Publicado em 10 de fevereiro de 2023 às, 14h06.

Última atualização em 10 de fevereiro de 2023 às, 14h08.

Com pouco mais de um mês de governo, Lula causou mais estragos em sua fala do que em boa parte do seu primeiro mandato. Não apenas porque as falas intempestivas são muito diferentes do que ele sempre falou e pensou, mas porque o entorno de Lula hoje preocupa mais do que em 2003 ao mesmo tempo que as condições econômicas hoje são mais desafiadoras.

Lula herdou uma herança bendita em 2003, com superávit primário de 3,5% do PIB, o tripé macroeconômico funcionando adequadamente e um cenário internacional liberal do ponto de vista econômico. As pressões para manter o status quo eram grandes e as condições iniciais eram muito boas para o governo.

Ao mesmo tempo, havia um tucano infiltrado nas hostes petistas. Antônio Palocci, junto com Henrique Meirelles, foram os garantidores de uma boa gestão de política econômica. No palácio do Planalto, o entorno de Lula também não deixava de ter essa consciência, mesmo em José Dirceu.

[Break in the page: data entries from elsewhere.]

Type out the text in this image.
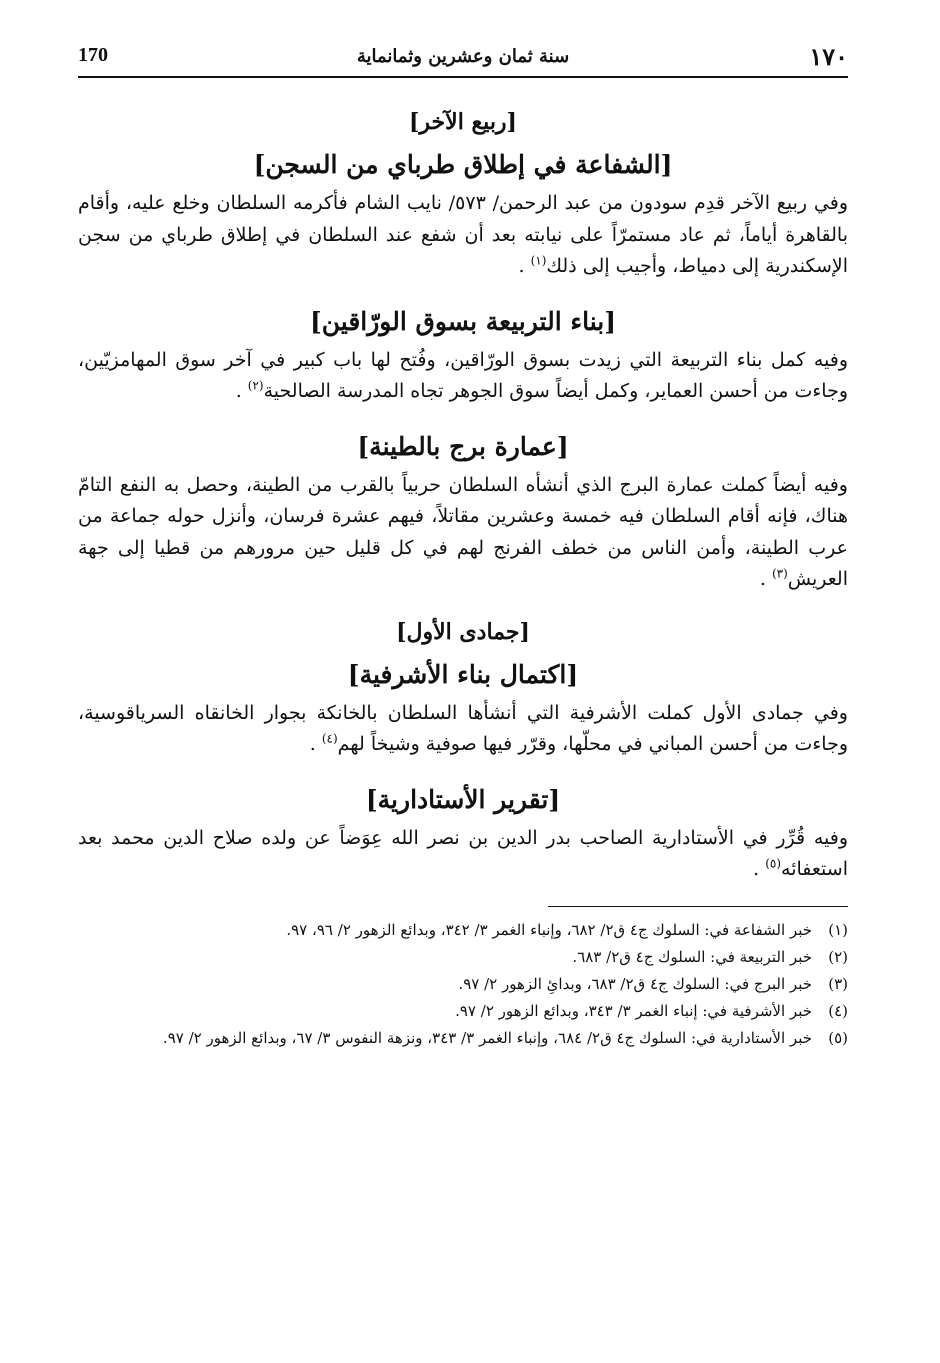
١٧٠
سنة ثمان وعشرين وثمانماية
170
[ربيع الآخر]
[الشفاعة في إطلاق طرباي من السجن]

وفي ربيع الآخر قدِم سودون من عبد الرحمن/ ٥٧٣/ نايب الشام فأكرمه السلطان وخلع عليه، وأقام بالقاهرة أياماً، ثم عاد مستمرّاً على نيابته بعد أن شفع عند السلطان في إطلاق طرباي من سجن الإسكندرية إلى دمياط، وأجيب إلى ذلك$^{(١)}$ .

[بناء التربيعة بسوق الورّاقين]

وفيه كمل بناء التربيعة التي زيدت بسوق الورّاقين، وفُتح لها باب كبير في آخر سوق المهامزيّين، وجاءت من أحسن العماير، وكمل أيضاً سوق الجوهر تجاه المدرسة الصالحية$^{(٢)}$ .

[عمارة برج بالطينة]

وفيه أيضاً كملت عمارة البرج الذي أنشأه السلطان حربياً بالقرب من الطينة، وحصل به النفع التامّ هناك، فإنه أقام السلطان فيه خمسة وعشرين مقاتلاً، فيهم عشرة فرسان، وأنزل حوله جماعة من عرب الطينة، وأمن الناس من خطف الفرنج لهم في كل قليل حين مرورهم من قطيا إلى جهة العريش$^{(٣)}$ .

[جمادى الأول]
[اكتمال بناء الأشرفية]

وفي جمادى الأول كملت الأشرفية التي أنشأها السلطان بالخانكة بجوار الخانقاه السرياقوسية، وجاءت من أحسن المباني في محلّها، وقرّر فيها صوفية وشيخاً لهم$^{(٤)}$ .

[تقرير الأستادارية]

وفيه قُرِّر في الأستادارية الصاحب بدر الدين بن نصر الله عِوَضاً عن ولده صلاح الدين محمد بعد استعفائه$^{(٥)}$ .

(١)
خبر الشفاعة في: السلوك ج٤ ق٢/ ٦٨٢، وإنباء الغمر ٣/ ٣٤٢، وبدائع الزهور ٢/ ٩٦، ٩٧.
(٢)
خبر التربيعة في: السلوك ج٤ ق٢/ ٦٨٣.
(٣)
خبر البرج في: السلوك ج٤ ق٢/ ٦٨٣، وبدائِ الزهور ٢/ ٩٧.
(٤)
خبر الأشرفية في: إنباء الغمر ٣/ ٣٤٣، وبدائع الزهور ٢/ ٩٧.
(٥)
خبر الأستادارية في: السلوك ج٤ ق٢/ ٦٨٤، وإنباء الغمر ٣/ ٣٤٣، ونزهة النفوس ٣/ ٦٧، وبدائع الزهور ٢/ ٩٧.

Hoje, Lula passa por um mundo hostil ao liberalismo, que tem visto cada vez mais na política fiscal uma tábua de salvação. Ela o é certamente em momento de crise no curto prazo, mas como política permanente de estímulo a única consequência é aumentar a taxa de juros e diminuir o crescimento. O último livro de Olivier Blanchard, Fiscal Policy Under Low Interest Rates, pode passar a ideia equivocada de que poderíamos usar mais a política fiscal no Brasil. Entretanto, o caso dos países desenvolvidos é de taxa real de juros negativas por questões estruturais e porque não há descontrole fiscal. Blanchard é muito explícito ao citar o pacote fiscal de Biden de 2021 como um elemento de risco para aumentar a taxa de juros neutra.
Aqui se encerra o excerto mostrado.